Dwyer hated going down into the bowels of a ship, with the engines and boilers, the sweat and the heat close around him. He never visited Angie when she was on duty belowdecks, and was glad that she had never asked him why. How could he admit to her that it frightened him? More than frightened him, really. With the metal closing around him and the water beyond that, he felt as though he would be crushed. Once, while visiting New York, he’d been trapped for over an hour on a broken elevator. Panic had closed off his throat and amped up his adrenaline so that he thought he was suffocating and having a heart attack, all at the same time. But he’d been claustrophobic long before that elevator ride.

He followed Tupper down the metal steps into the engine room. His eardrums were unused to the noise level and he winced as it pressed around him. The heat embraced him, but Dwyer clenched his jaw and kept moving, down through the engine room, out into another corridor, and then into the boiler room, where humidity blanketed him in an instant.

“Tupper!” he barked.

The engineer had gotten ten feet ahead of him, but turned now, wide-eyed and anxious. “Come on, man.”

Dwyer wiped sweat from his forehead, then ran both hands through his red hair, spiking it, wishing for a shower. “Tell me again what we’re doing down here? ’Cause I’ll tell you, boyo, you seem like you’ve gone off your rocker.”

Off your rocker.
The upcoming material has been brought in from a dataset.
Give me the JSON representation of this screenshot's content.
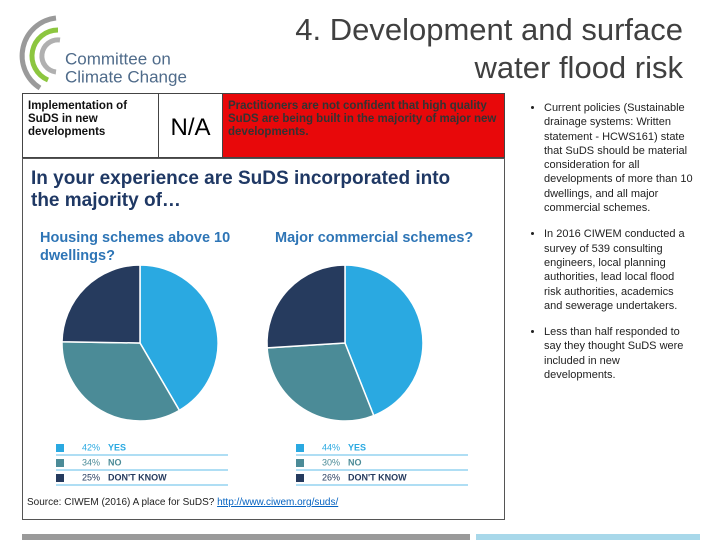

One of his Gram’s favorite sayings, from back when he was a boy. Stress had a way of making him regress, and always had, as though subconsciously he wished he could go back to a simpler time. Dwyer figured everybody felt that way sometimes.

The suggestion pissed Tupper off. The engineer narrowed his eyes, nostrils flaring. If they were in a bar, Dwyer would have thought he was squaring off for a fight.